Agreeing with Schellhas as to the heavy workload, Connolly said that at the trial court level he felt that at times he was able to “catch up” with his caseload. That’s not true on the appellate bench, he said, noting that each judge is expected to write 10 opinions each month. “It just never stops,” he quipped.
Nonetheless, Connolly is enjoying his new job. “I was on the District Court bench for nine years. I was ready for a change and it’s certainly exceeded all of my expectations,” he told the audience.
Johnson is particularly enjoying the collaborative way in which the appellate panels come to their decisions. “Judges work together to reach a common result,” he said.
The judge explained that he expected that some panel members would have definite opinions on a case and try hard to convince the other judges to go their way. Instead, it’s not unlike a law firm where lawyers sit down together as a team to work on cases, he said. “There is a heavy presumption that we will, together, find the right answer.”
The judges also shared their thoughts on how attorneys present their cases on appeal, both in briefing and in oral argument.
Schellhas said that as in District Court, the briefs vary considerably in quality. She noted that overall the material presented to the court is generally good quality, but she advised attorneys to be sure to stay within the word limits.
The judge added that oral arguments have also been good, although she’s been a little surprised by a few of them.
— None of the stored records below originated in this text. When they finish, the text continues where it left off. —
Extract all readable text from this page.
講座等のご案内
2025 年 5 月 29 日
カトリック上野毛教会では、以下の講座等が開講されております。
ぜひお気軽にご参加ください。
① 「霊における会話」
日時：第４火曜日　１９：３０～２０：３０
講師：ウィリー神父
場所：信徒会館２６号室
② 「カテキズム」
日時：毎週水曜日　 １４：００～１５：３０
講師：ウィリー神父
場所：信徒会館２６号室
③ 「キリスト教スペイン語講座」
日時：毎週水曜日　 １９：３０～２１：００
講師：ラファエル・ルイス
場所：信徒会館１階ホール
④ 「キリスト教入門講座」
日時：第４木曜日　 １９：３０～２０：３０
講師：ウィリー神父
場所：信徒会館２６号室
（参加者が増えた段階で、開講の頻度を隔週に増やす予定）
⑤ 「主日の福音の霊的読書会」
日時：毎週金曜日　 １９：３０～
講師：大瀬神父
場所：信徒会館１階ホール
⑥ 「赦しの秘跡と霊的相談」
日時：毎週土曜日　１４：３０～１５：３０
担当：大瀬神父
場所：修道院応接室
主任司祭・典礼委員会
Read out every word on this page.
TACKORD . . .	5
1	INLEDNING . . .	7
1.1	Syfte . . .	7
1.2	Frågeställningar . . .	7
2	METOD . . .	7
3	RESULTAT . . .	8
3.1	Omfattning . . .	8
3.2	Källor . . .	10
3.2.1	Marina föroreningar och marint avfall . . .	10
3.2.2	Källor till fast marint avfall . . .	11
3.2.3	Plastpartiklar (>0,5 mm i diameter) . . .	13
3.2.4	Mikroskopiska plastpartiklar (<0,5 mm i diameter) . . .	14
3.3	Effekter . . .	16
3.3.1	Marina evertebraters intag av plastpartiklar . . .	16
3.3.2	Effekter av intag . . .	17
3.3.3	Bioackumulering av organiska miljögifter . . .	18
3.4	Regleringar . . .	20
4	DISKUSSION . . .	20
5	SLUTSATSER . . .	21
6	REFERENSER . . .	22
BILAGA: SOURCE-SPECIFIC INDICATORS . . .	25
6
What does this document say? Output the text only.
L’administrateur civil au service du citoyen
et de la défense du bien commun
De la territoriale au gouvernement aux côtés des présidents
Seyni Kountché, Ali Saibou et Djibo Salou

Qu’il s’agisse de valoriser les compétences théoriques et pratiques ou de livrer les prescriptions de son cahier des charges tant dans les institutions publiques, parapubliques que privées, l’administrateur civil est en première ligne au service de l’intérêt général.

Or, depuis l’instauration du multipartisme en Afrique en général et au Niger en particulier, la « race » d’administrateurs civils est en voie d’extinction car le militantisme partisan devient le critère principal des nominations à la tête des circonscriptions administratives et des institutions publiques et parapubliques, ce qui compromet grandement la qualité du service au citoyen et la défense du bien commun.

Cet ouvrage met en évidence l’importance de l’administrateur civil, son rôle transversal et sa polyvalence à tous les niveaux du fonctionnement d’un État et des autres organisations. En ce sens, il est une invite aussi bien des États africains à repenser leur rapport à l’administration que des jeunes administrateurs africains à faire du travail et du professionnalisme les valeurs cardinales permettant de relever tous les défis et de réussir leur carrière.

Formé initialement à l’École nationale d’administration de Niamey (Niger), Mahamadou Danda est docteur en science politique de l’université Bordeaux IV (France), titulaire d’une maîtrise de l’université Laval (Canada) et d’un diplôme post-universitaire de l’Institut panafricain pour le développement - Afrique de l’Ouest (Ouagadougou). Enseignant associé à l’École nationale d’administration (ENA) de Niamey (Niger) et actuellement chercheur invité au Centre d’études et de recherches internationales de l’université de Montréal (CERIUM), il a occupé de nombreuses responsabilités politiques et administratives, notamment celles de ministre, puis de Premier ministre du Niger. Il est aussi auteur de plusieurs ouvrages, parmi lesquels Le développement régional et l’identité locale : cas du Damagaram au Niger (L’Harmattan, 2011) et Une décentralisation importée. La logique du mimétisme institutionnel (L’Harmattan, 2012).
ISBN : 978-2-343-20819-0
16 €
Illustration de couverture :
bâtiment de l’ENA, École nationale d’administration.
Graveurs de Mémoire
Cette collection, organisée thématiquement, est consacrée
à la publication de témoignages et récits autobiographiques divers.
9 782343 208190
She pointed to one instance in which an experienced appellate attorney seemed to have saved his most important argument for last, but because of the panel’s barrage of questions, he never got to it.
To that end, Schellhas advised attendees to decide ahead of time the most important thing the panel needs to hear, get it out immediately and identify it as the most important issue. “Don’t try to save the best for last because you might never get there,” she warned.
Schellhas also said that when she’s on the bench, she is “the court” not “you” and that she bristles a bit when referred to as such. “To me, it’s too informal and it personalizes things when they ought not to be personalized,” she said.
Connolly pointed out that at the appellate-level attorneys have just a few minutes to convince the panel — within the limited standard of review applicable to the case — why it should reverse the District Court judge. He said that when he’s preparing for oral argument the first thing he looks for is the District Court opinion, and that if it looks good, “you’ve got an uphill battle.”
Start with the District Court opinion and explain why the judge got it wrong, Connolly stressed. “If you can’t do that, you’re going to lose — at least on a panel that I’m going to sit on,” he said.
Johnson said that he’s been surprised at how short many of the appellate briefs are, but stressed, “That’s OK.” With respect to oral arguments, he pointed out that 15 minutes is not a long time to try to convince the panel of the correctness of a position, which is why he appreciates it when lawyers answer questions briefly and directly. “If I have to follow up with another question, it wastes time,” he said.
Johnson’s advice, therefore, is to answer questions clearly, directly and succinctly. “If some judges on the panel have questions, it’s in your interest to help them get answers,” he said.